The Port of Los Angeles handled 383,000 metric tons of fruit and vegetables in 2022 — 175,000 metric tons in imports and 108,000 in exports — said Marcel Van Dijk, cargo marketing manager.

The majority of the imports are citrus, berries, bananas, melons and asparagus, he said. Export commodities are citrus, grapes, carrots and onions.

Perishables arrive from Central America, Chile, Southeast Asia and the Philippines. Export destinations are Japan, Korea, China, Central and South America.

The Port of Los Angeles and Long Beach has six major cold storage facilities with 116,500 pallet positions 3 miles to 8 miles from the port to handle perishable cargo.

There are many more cold storage facilities in the Los Angeles area, and perishable cargo is also stored in facilities in the Central Valley, Dijk said.

The Port of Los Angeles has a dedicated fruit terminal for palletized cargo from reefer vessels.

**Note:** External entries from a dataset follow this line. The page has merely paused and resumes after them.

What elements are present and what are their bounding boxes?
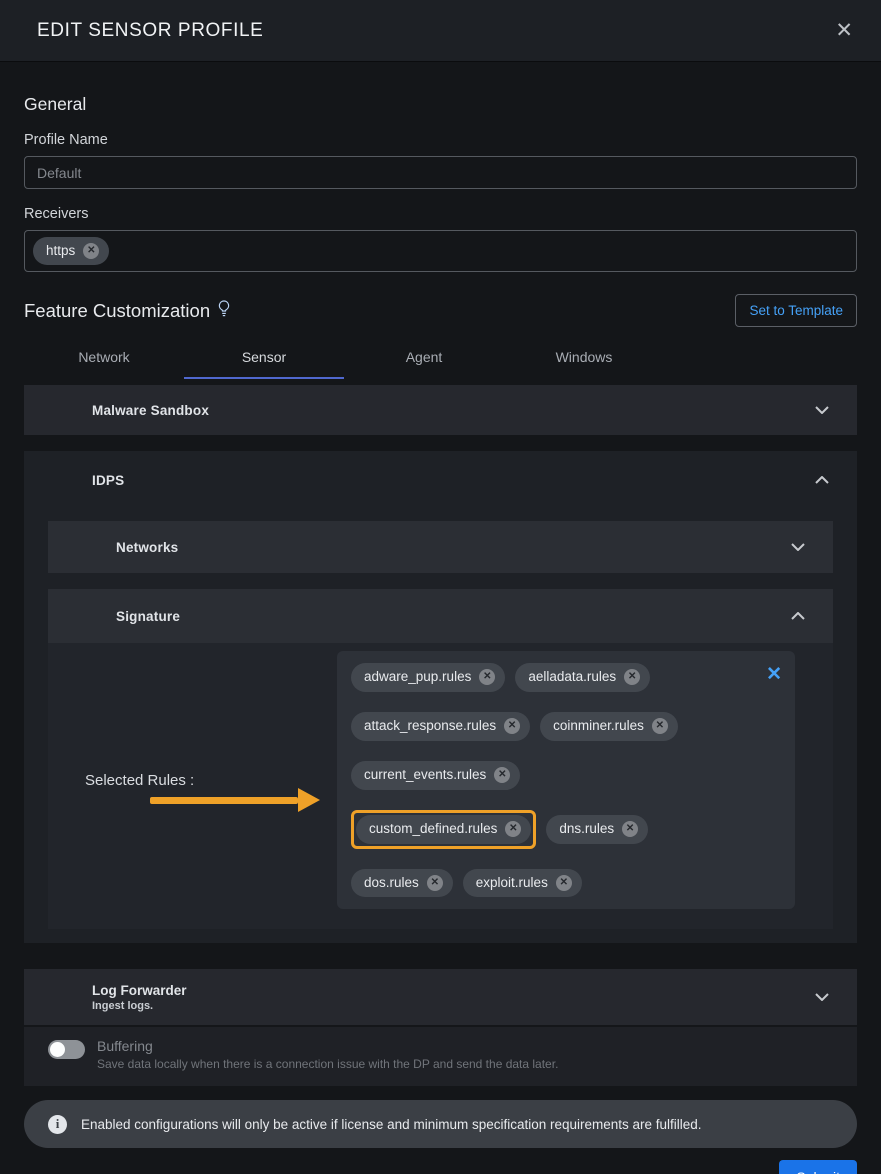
signature-accordion[interactable]: Signature [48, 589, 833, 643]
chip-remove-icon[interactable]: ✕ [624, 669, 640, 685]
chip-label: coinminer.rules [553, 718, 644, 735]
chip-remove-icon[interactable]: ✕ [83, 243, 99, 259]
dialog-body: General Profile Name Receivers https ✕ Fe… [0, 62, 881, 1174]
clear-selection-icon[interactable]: ✕ [766, 665, 782, 684]
chip-label: exploit.rules [476, 875, 548, 892]
dialog-title: EDIT SENSOR PROFILE [37, 20, 263, 42]
chevron-up-icon[interactable] [815, 476, 829, 484]
rule-chip[interactable]: aelladata.rules ✕ [515, 663, 650, 692]
general-section-title: General [24, 94, 857, 115]
signature-title: Signature [116, 609, 180, 624]
lightbulb-icon [218, 300, 230, 322]
submit-button[interactable]: Submit [779, 1160, 857, 1174]
selected-rules-box[interactable]: adware_pup.rules✕aelladata.rules✕attack_… [337, 651, 795, 909]
chip-label: custom_defined.rules [369, 821, 497, 838]
rule-chip[interactable]: current_events.rules ✕ [351, 761, 520, 790]
rule-chip[interactable]: exploit.rules ✕ [463, 869, 582, 898]
receivers-label: Receivers [24, 206, 857, 222]
chip-remove-icon[interactable]: ✕ [505, 821, 521, 837]
log-forwarder-title: Log Forwarder [92, 983, 187, 998]
log-forwarder-subtitle: Ingest logs. [92, 1000, 187, 1012]
log-forwarder-panel: Log Forwarder Ingest logs. [24, 969, 857, 1025]
buffering-label: Buffering [97, 1038, 558, 1054]
chip-label: attack_response.rules [364, 718, 496, 735]
chevron-down-icon[interactable] [791, 543, 805, 551]
tab-agent[interactable]: Agent [344, 335, 504, 379]
log-forwarder-titles: Log Forwarder Ingest logs. [92, 983, 187, 1012]
chip-label: current_events.rules [364, 767, 486, 784]
selected-rules-label: Selected Rules : [85, 772, 194, 789]
edit-sensor-profile-dialog: EDIT SENSOR PROFILE ✕ General Profile Na… [0, 0, 881, 1174]
arrow-head-icon [298, 788, 320, 812]
chip-remove-icon[interactable]: ✕ [494, 767, 510, 783]
toggle-knob [50, 1042, 65, 1057]
chevron-down-icon[interactable] [815, 406, 829, 414]
chip-remove-icon[interactable]: ✕ [479, 669, 495, 685]
chip-label: https [46, 243, 75, 260]
chip-label: aelladata.rules [528, 669, 616, 686]
chip-label: dns.rules [559, 821, 614, 838]
chip-remove-icon[interactable]: ✕ [556, 875, 572, 891]
chevron-down-icon[interactable] [815, 993, 829, 1001]
buffering-texts: Buffering Save data locally when there i… [97, 1038, 558, 1071]
dialog-header: EDIT SENSOR PROFILE ✕ [0, 0, 881, 62]
chip-remove-icon[interactable]: ✕ [504, 718, 520, 734]
networks-accordion[interactable]: Networks [48, 521, 833, 573]
feature-tabs: Network Sensor Agent Windows [24, 335, 857, 379]
tab-network[interactable]: Network [24, 335, 184, 379]
receiver-chip[interactable]: https ✕ [33, 237, 109, 266]
idps-panel: IDPS Networks Signature [24, 451, 857, 943]
dialog-footer: Submit [24, 1160, 857, 1174]
log-forwarder-accordion[interactable]: Log Forwarder Ingest logs. [24, 969, 857, 1025]
feature-customization-row: Feature Customization Set to Template [24, 294, 857, 327]
profile-name-label: Profile Name [24, 132, 857, 148]
chevron-up-icon[interactable] [791, 612, 805, 620]
info-banner-text: Enabled configurations will only be acti… [81, 1117, 702, 1132]
profile-name-input[interactable] [24, 156, 857, 189]
rules-chips: adware_pup.rules✕aelladata.rules✕attack_… [351, 663, 781, 897]
chip-remove-icon[interactable]: ✕ [427, 875, 443, 891]
malware-sandbox-title: Malware Sandbox [92, 403, 209, 418]
signature-body: Selected Rules : adware_pup.rules✕aellad… [48, 643, 833, 929]
annotation-arrow [150, 788, 320, 812]
info-icon: i [48, 1115, 67, 1134]
feature-customization-title: Feature Customization [24, 300, 230, 322]
malware-sandbox-panel: Malware Sandbox [24, 385, 857, 435]
receivers-chipbox[interactable]: https ✕ [24, 230, 857, 272]
chip-label: dos.rules [364, 875, 419, 892]
buffering-toggle[interactable] [48, 1040, 85, 1059]
malware-sandbox-accordion[interactable]: Malware Sandbox [24, 385, 857, 435]
chip-remove-icon[interactable]: ✕ [622, 821, 638, 837]
close-icon[interactable]: ✕ [831, 18, 857, 43]
info-banner: i Enabled configurations will only be ac… [24, 1100, 857, 1148]
chip-remove-icon[interactable]: ✕ [652, 718, 668, 734]
buffering-description: Save data locally when there is a connec… [97, 1057, 558, 1071]
set-to-template-button[interactable]: Set to Template [735, 294, 857, 327]
rule-chip[interactable]: custom_defined.rules ✕ [356, 815, 531, 844]
networks-panel: Networks [48, 521, 833, 573]
feature-customization-title-text: Feature Customization [24, 300, 210, 322]
idps-accordion[interactable]: IDPS [24, 451, 857, 509]
buffering-row: Buffering Save data locally when there i… [24, 1027, 857, 1086]
tab-windows[interactable]: Windows [504, 335, 664, 379]
networks-title: Networks [116, 540, 178, 555]
idps-title: IDPS [92, 473, 124, 488]
rule-chip[interactable]: dns.rules ✕ [546, 815, 648, 844]
highlight-box: custom_defined.rules ✕ [351, 810, 536, 849]
rule-chip[interactable]: adware_pup.rules ✕ [351, 663, 505, 692]
rule-chip[interactable]: attack_response.rules ✕ [351, 712, 530, 741]
arrow-shaft [150, 797, 298, 804]
signature-panel: Signature Selected Rules : adware_pup.ru… [48, 589, 833, 929]
chip-label: adware_pup.rules [364, 669, 471, 686]
rule-chip[interactable]: dos.rules ✕ [351, 869, 453, 898]
rule-chip[interactable]: coinminer.rules ✕ [540, 712, 678, 741]
tab-sensor[interactable]: Sensor [184, 335, 344, 379]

The stevedore, Stevedoring Services of America, is in the process of changing over liquefied natural gas forklifts to 100% electric forklifts, he said. This should create a fully sustainable terminal, without any internal combustion engines in any of the yard equipment, by 2025.

Northwest

The Northwest Seaport Alliance, which includes the ports of Seattle and Tacoma, Wash., is the largest gateway port complex in the U.S. for containerized seaborne exports of apples, said Steve Balaski, business development director for the alliance.

“Agriculture in general is a major part of the volume that goes through our terminals,” he said.

Washington is a major producer of apples, blueberries, cherries and grapes, he said. One-third of the state’s apples are exported via ship to places like India and Asia.

The alliance recently received a Port Infrastructure Development Program grant of more than $50 million to help expand a Tacoma terminal and add capacity to handle refrigerated containers.

“We support the development of temperature-controlled cold-storage facilities,” Balaski said. “We’re seeing a very strong demand for cold-storage capacity.”

The ports play an important role in agriculture transportation, he said.

“The ocean transportation industry with refrigeration and ports is what allows our Washington state producers to reach global markets,” Balaski said. “Exports are really where the growth is.”